E-Scooter-Fahrer merken oft erst bei einer Kontrolle, wie viele Regeln auf wenigen Rollen mitfahren. In Potsdam zeigte sich das mitten im Berufsverkehr. Zwischen Langer Brücke und Landtag prüfte die Polizei genau. Viele Menschen waren überrascht, obwohl sie täglich mit ihrem Roller unterwegs sind.

Ein kurzer Weg fühlt sich oft harmloser an, als er ist

Am frühen Morgen läuft der Verkehr dort fast ohne Pause. Fahrräder ziehen vorbei, Busse bremsen an, Autos tasten sich durch Kreuzungen. Dazwischen rollen unzählige Scooter über Asphalt, Radweg und manchmal über Flächen, auf die sie nicht gehören. Für viele sieht das nach einer einfachen Sache aus. Akku laden, losfahren, ankommen. Genau darin liegt das Problem. Was bequem wirkt, wird schnell unterschätzt. Die Polizei achtete bei ihrer Schwerpunktkontrolle auf mehrere Punkte.
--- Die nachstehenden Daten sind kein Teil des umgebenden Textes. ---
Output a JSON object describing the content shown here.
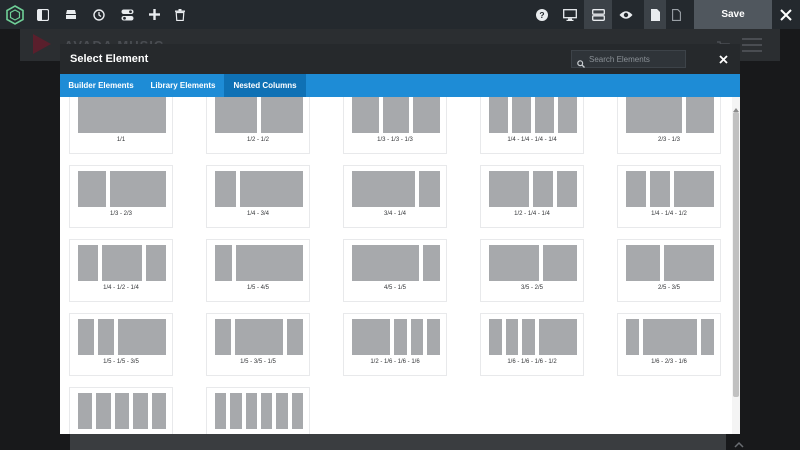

Es ging um technische Ausstattung, um die zulässige Geschwindigkeit und um den Versicherungsschutz. Schon kleine Abweichungen können Ärger bringen. Fehlt das Versicherungskennzeichen oder ist es alt, wird aus einer Fahrt rasch ein ernster Fall. Auch Bremsen, Licht und Zustand spielen mit hinein. Wer morgens verschlafen aufsteigt, denkt selten an solche Details. Das ändert nichts an der Rechtslage. Der E-Scooter ist kein Spielzeug. Er gehört in den Straßenverkehr und muss dort Regeln folgen. Genau das wissen viele nur in groben Zügen. Manche kennen die Grenze bei der Geschwindigkeit nicht. Andere fahren zu zweit oder nutzen den Gehweg, weil er sicherer wirkt. Im Alltag schleichen sich solche Gewohnheiten schnell ein. Bei einer Kontrolle fallen sie sofort auf.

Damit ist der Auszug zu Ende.